Second Story Man
I’ve never been a big Stanley Fish fan, but I share some of his suspicions about abstract principles. My problem with immutable truths, however, is not that they are too abstract but that they often aren’t abstract enough. Partisans nail their flags to privatization or state’s rights or multiculturalism or some other slogan masquerading as a transcendent principle when these policy themes are at best means to end. To suggest that these ideas are good or bad depending on time or circumstance is not to embrace some sort of moral relativism, any more than the infinity of possible viewpoints in perspective drawing implies the nonexistence of an objectively real landscape. Just the reverse. Tactics are properly judged in terms of the strategies they realize, and policies by the higher purposes they serve.

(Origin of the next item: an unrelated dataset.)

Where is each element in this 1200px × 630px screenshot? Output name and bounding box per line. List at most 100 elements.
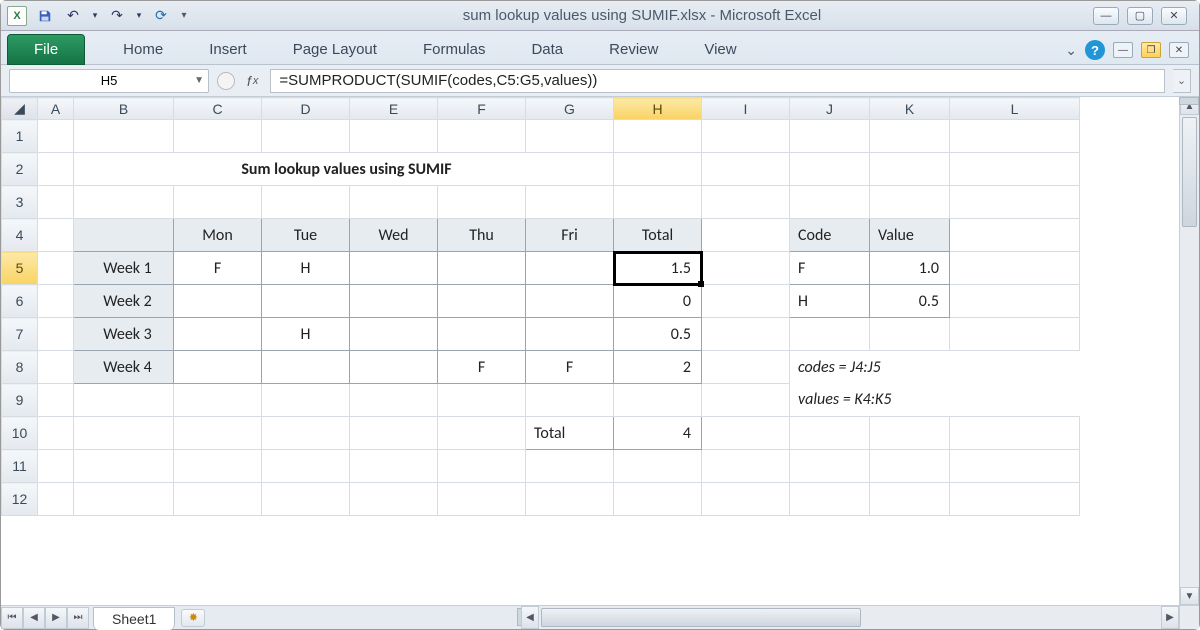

I don’t favor the public ownership of utilities or the private ownership of utilities. I favor ensuring safe, reliable power at reasonable cost and with minimum damage to the environment. I don’t think it is decisively important whether health care is largely private or largely public, but I do care that it is available, efficacious, and universal. Sometimes a national news service promotes free debate and accurate news, sometimes it is merely the ministry of propaganda just as a privately owned press at times serves as a marketplace for ideas while at others, as in contemporary America, it is just a whorehouse.
People would like to believe that simple answers are available to problems just as they prefer to follow a preadolescent morality based on concrete prohibitions because, contrary to appearances, situational ethics are too rigorous. In politics, as in private life, the only reliable moral compass is gyroscopic, a complicated machine that allows an individual to maintain a sense of direction despite the turbulent motions of his or her surroundings.
The would-be student was disappointed with the Sufi master because he blew on his fingers because they were cold and blew on his soup because it was hot.